A steak fajita burrito in Lakewood, Colorado. A Texas juvenile center employee confessed to stealing more than $1 million worth of fajitas. Joe Amon/The Denver Post via Getty Images

Everything's big in Texas—including this alleged theft: $1.2 million worth of fajitas over the past nine years.

An employee from the Cameron County Justice Department in San Benito, a city about 10 miles north of the U.S. Mexico border, allegedly stole shipments of fajitas, District Attorney Luis Saenz told The Brownsville Herald.

He was arrested on a felony charge of first-degree theft.

This spicy story unfolded when Gilberto Escaramilla decided to take a day off on August 7 for a medical appointment. A driver from Labatt Food Service in the city of Harlingen—the juvenile justice department's meat vendor—called the kitchen to notify it about the delivery of 800 pounds of fajitas, but the woman who answered the call said the center did not serve fajitas. After hearing this, the delivery man said he had been shipping fajitas to the juvenile justice department for nine years, Saenz told the newspaper.

Escaramilla lost his job on August 8 and was arrested the following day. Once the District Attorney's Office Investigations Unit was able to get a search warrant, officers allegedly found plenty of fajitas in his house.

"If it wasn't so serious, you'd think it was a Saturday Night Live skit. But this is the real thing," Saenz said.

The value of the fajita orders oscillated between $2,500 and $30,000 at a time.
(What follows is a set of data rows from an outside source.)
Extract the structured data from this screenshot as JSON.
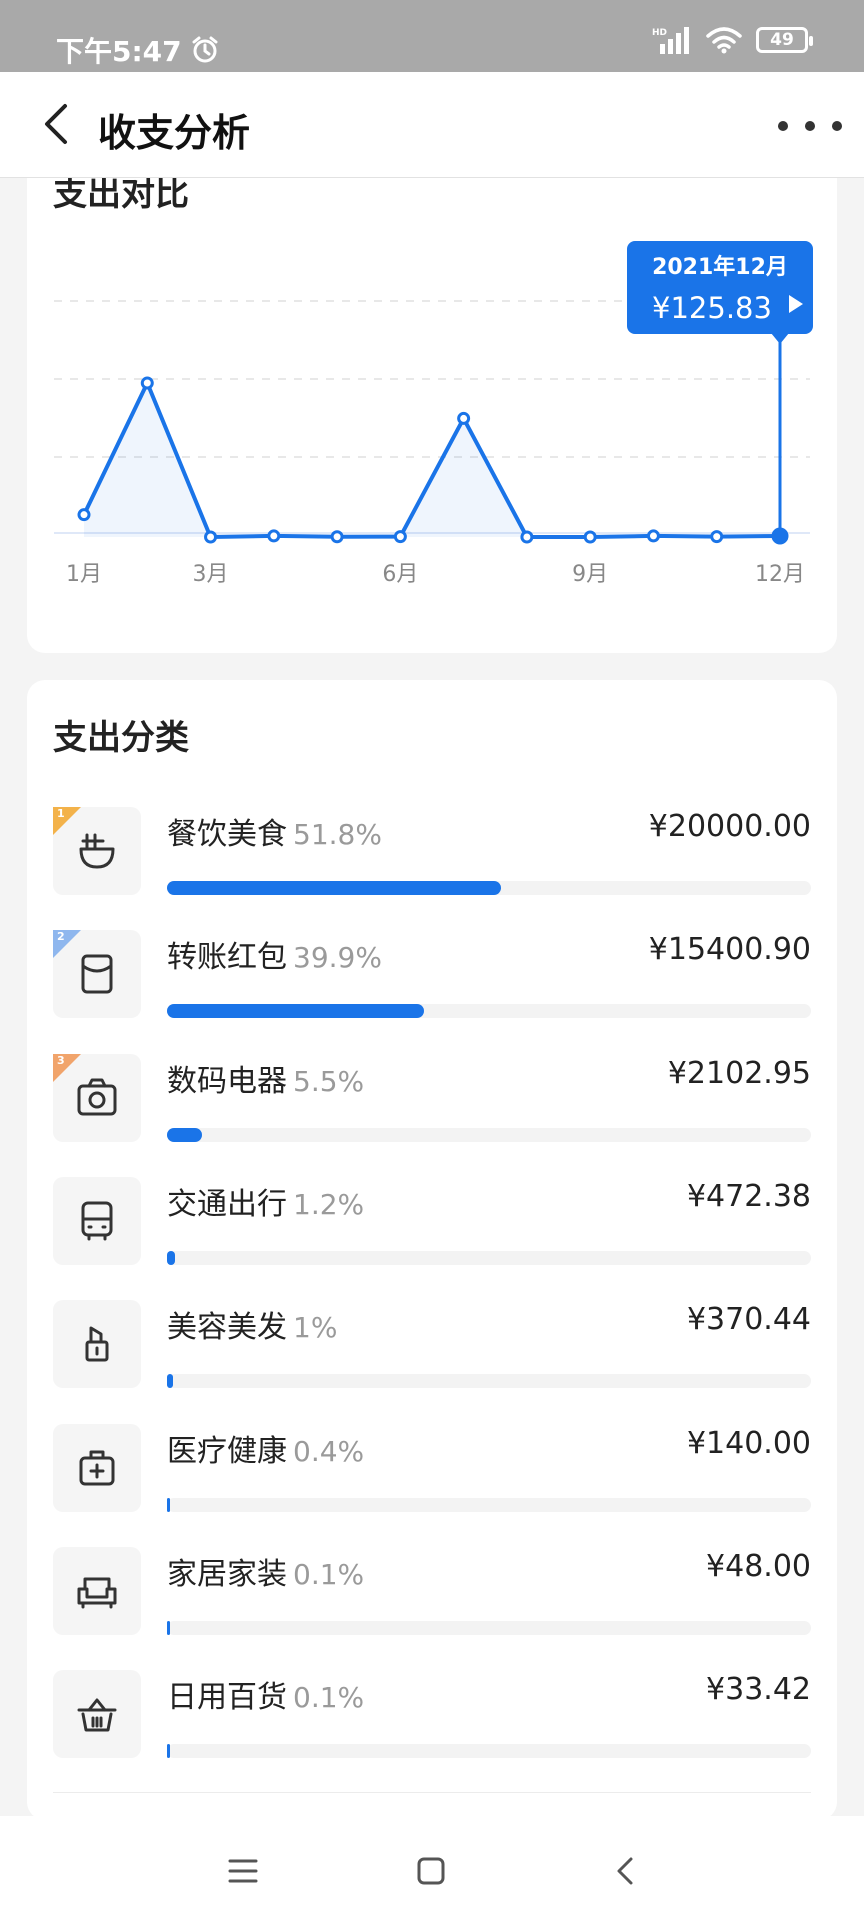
{
  "status_bar": {
    "time": "下午5:47",
    "network": "HD",
    "battery": "49"
  },
  "header": {
    "title": "收支分析"
  },
  "expense_comparison": {
    "title": "支出对比",
    "tooltip": {
      "month": "2021年12月",
      "amount": "¥125.83"
    },
    "chart_data": {
      "type": "line",
      "title": "支出对比",
      "x": [
        1,
        2,
        3,
        4,
        5,
        6,
        7,
        8,
        9,
        10,
        11,
        12
      ],
      "x_tick_labels": [
        "1月",
        "3月",
        "6月",
        "9月",
        "12月"
      ],
      "x_tick_positions": [
        1,
        3,
        6,
        9,
        12
      ],
      "values": [
        2900,
        20000,
        0,
        140,
        33,
        48,
        15400.9,
        0,
        0,
        140,
        48,
        125.83
      ],
      "ylim": [
        0,
        20000
      ],
      "grid": true,
      "selected_index": 11
    }
  },
  "expense_categories": {
    "title": "支出分类",
    "items": [
      {
        "rank": "1",
        "icon": "noodle-bowl-icon",
        "name": "餐饮美食",
        "percent": "51.8%",
        "share": 0.518,
        "amount": "¥20000.00"
      },
      {
        "rank": "2",
        "icon": "red-envelope-icon",
        "name": "转账红包",
        "percent": "39.9%",
        "share": 0.399,
        "amount": "¥15400.90"
      },
      {
        "rank": "3",
        "icon": "camera-icon",
        "name": "数码电器",
        "percent": "5.5%",
        "share": 0.055,
        "amount": "¥2102.95"
      },
      {
        "rank": "",
        "icon": "bus-icon",
        "name": "交通出行",
        "percent": "1.2%",
        "share": 0.012,
        "amount": "¥472.38"
      },
      {
        "rank": "",
        "icon": "lipstick-icon",
        "name": "美容美发",
        "percent": "1%",
        "share": 0.01,
        "amount": "¥370.44"
      },
      {
        "rank": "",
        "icon": "medical-kit-icon",
        "name": "医疗健康",
        "percent": "0.4%",
        "share": 0.004,
        "amount": "¥140.00"
      },
      {
        "rank": "",
        "icon": "sofa-icon",
        "name": "家居家装",
        "percent": "0.1%",
        "share": 0.001,
        "amount": "¥48.00"
      },
      {
        "rank": "",
        "icon": "shopping-basket-icon",
        "name": "日用百货",
        "percent": "0.1%",
        "share": 0.001,
        "amount": "¥33.42"
      }
    ]
  },
  "colors": {
    "accent": "#1a74e8",
    "rank_gold": "#f3b24a",
    "rank_blue": "#8fb7ee",
    "rank_orange": "#f1a46b"
  }
}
While Escaramilla went to jail and made bond, the DA's office found more evidence.

After Labatt Food Service and the County Auditor's Office provided more shipping documents in the form of invoices, vouchers and purchase orders, the unit concluded that Escaramilla had stolen $1,251,578 worth of fajitas, The Brownsville Herald reported.

"[Escaramilla] would literally, on the day he ordered them, deliver them to customers he had already lined up," Saenz told the publication. 'We've been able to uncover two of his purchasers, and they are in cooperation with the investigation."

Escaramilla's fraud signaled a "total failure of the chain of command," Saenz told the newspaper, since the juvenile justice department had been exceeding "its line item budget consistently." He added that "people were signing off on these things. It's upsetting because the auditor gets a detailed invoice where it states the breakdown of what's delivered, so they should've seen it."

In light of Escaramilla's alleged mischief, Chief Juvenile Probation Officer Rose Gomez announced that the juvenile justice department would review and establish "procedures, controls and safeguards to avoid a recurrence of this type of situation."